A Slovak proverb (Koľko rečí vieš, toľkokrát si človekom, literally translated "as many languages you know so many times you are a human", or, idiomatically, the number of languages you know is the number of times you are human).

I can attest from personal experience that this proverb is very true. My life would have been quite different had I not taken the time to learn many languages, and probably had I not started at an early age.

In my early teens I read books by a 19th Century German writer Karl May whose hero had the rule of always learning the language of any country he was about to visit. I made it my own rule and followed it with very few exceptions.

The big difference between knowing and not knowing the language of a country you are visiting is that of being just an outside observer (as if watching a very realistic movie) and that of being able to interact with the local people.

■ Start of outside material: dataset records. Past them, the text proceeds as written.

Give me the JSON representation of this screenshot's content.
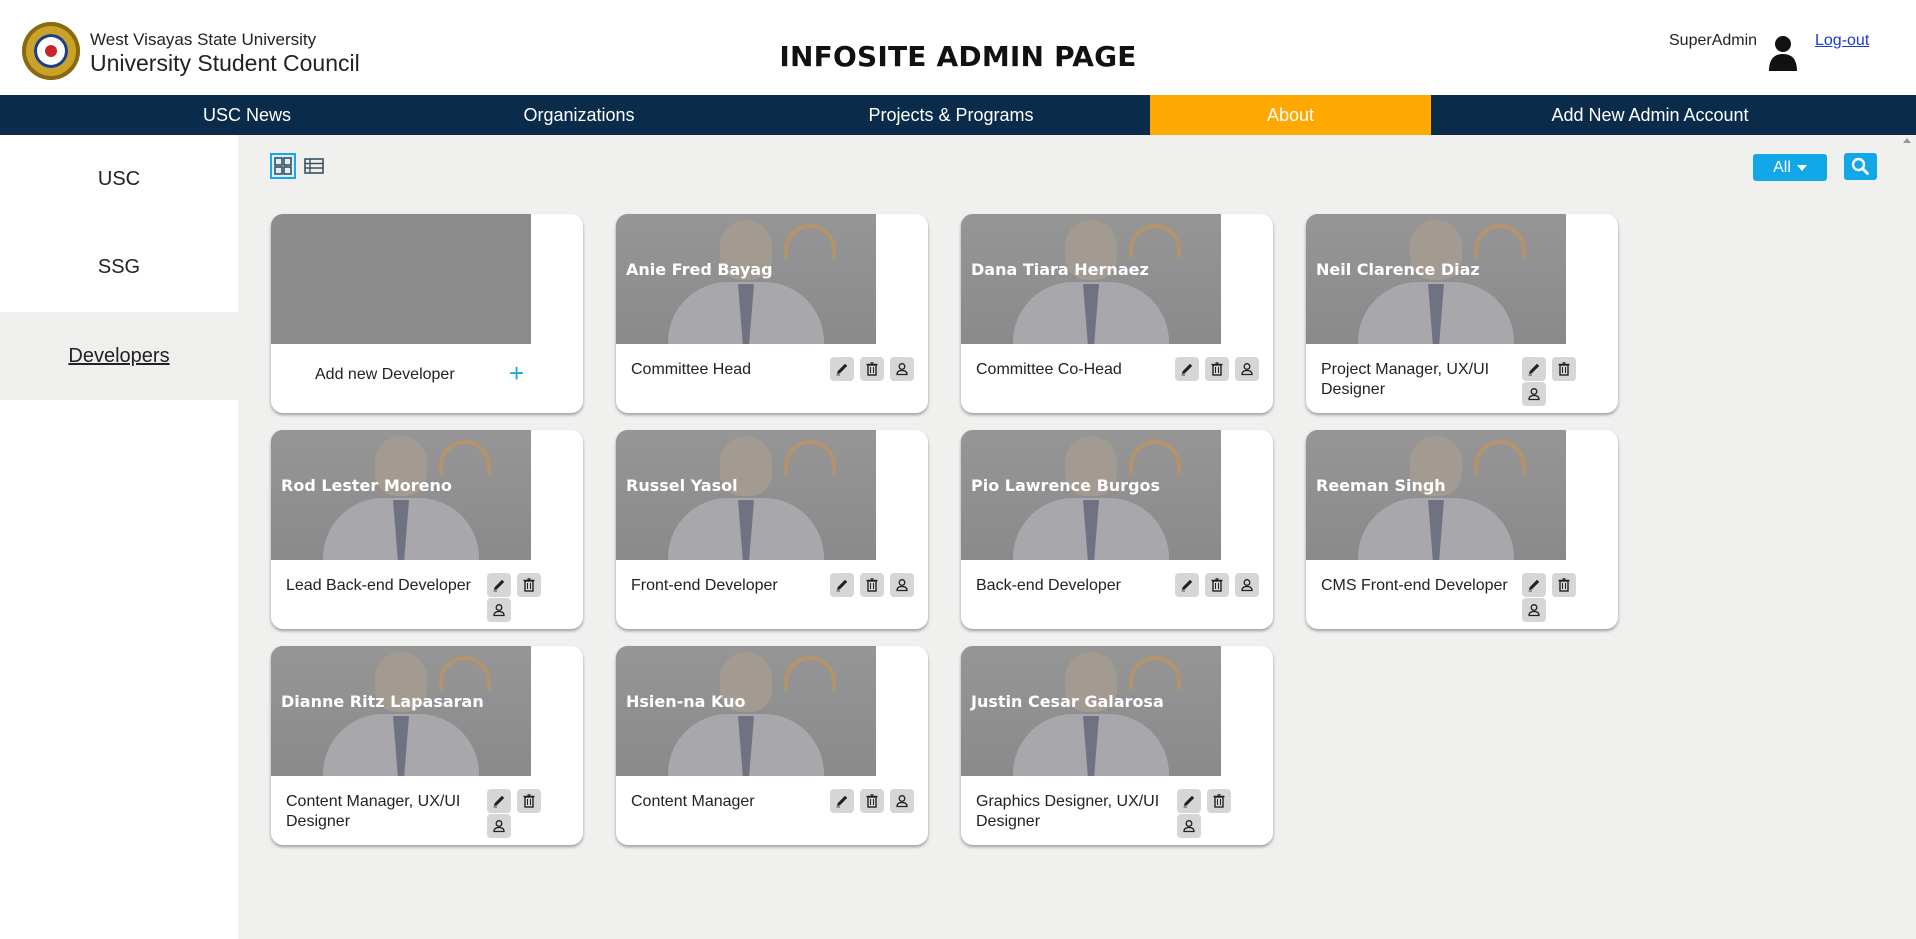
{
  "header": {
    "university": "West Visayas State University",
    "council": "University Student Council",
    "page_title": "INFOSITE ADMIN PAGE",
    "user_name": "SuperAdmin",
    "logout_label": "Log-out"
  },
  "nav": {
    "items": [
      {
        "label": "USC News"
      },
      {
        "label": "Organizations"
      },
      {
        "label": "Projects & Programs"
      },
      {
        "label": "About",
        "active": true
      },
      {
        "label": "Add New Admin Account"
      }
    ]
  },
  "sidebar": {
    "items": [
      {
        "label": "USC"
      },
      {
        "label": "SSG"
      },
      {
        "label": "Developers",
        "active": true
      }
    ]
  },
  "toolbar": {
    "filter_label": "All",
    "view_modes": [
      "grid-view-icon",
      "list-view-icon"
    ]
  },
  "add_card": {
    "label": "Add new Developer",
    "plus": "+"
  },
  "developers": [
    {
      "name": "Anie Fred Bayag",
      "role": "Committee Head"
    },
    {
      "name": "Dana Tiara Hernaez",
      "role": "Committee Co-Head"
    },
    {
      "name": "Neil Clarence Diaz",
      "role": "Project Manager, UX/UI Designer"
    },
    {
      "name": "Rod Lester Moreno",
      "role": "Lead Back-end Developer"
    },
    {
      "name": "Russel Yasol",
      "role": "Front-end Developer"
    },
    {
      "name": "Pio Lawrence Burgos",
      "role": "Back-end Developer"
    },
    {
      "name": "Reeman Singh",
      "role": "CMS Front-end Developer"
    },
    {
      "name": "Dianne Ritz Lapasaran",
      "role": "Content Manager, UX/UI Designer"
    },
    {
      "name": "Hsien-na Kuo",
      "role": "Content Manager"
    },
    {
      "name": "Justin Cesar Galarosa",
      "role": "Graphics Designer, UX/UI Designer"
    }
  ],
  "colors": {
    "nav_bg": "#0b2b4a",
    "nav_active": "#ffa801",
    "accent": "#12a7e8",
    "link": "#1a3ad1"
  }
}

By interacting, I mean a lot more than just telling a waiter what you want to eat! Rather, I mean becoming one of the people.

Knowing the language means you can learn about the culture of the country you are visiting, about things that matter to them--even things you had never thought of before, about their customs, about their world views, their philosophy, even their prejudices (and, you will gain an amazing insight into your own prejudices that you never knew you had).

I have not only visited many countries, I have lived in quite a few. I learned from the people of each and every one of them. All it took was learning their language and, of course, using it. My attitude about language has indeed made me a human many times over.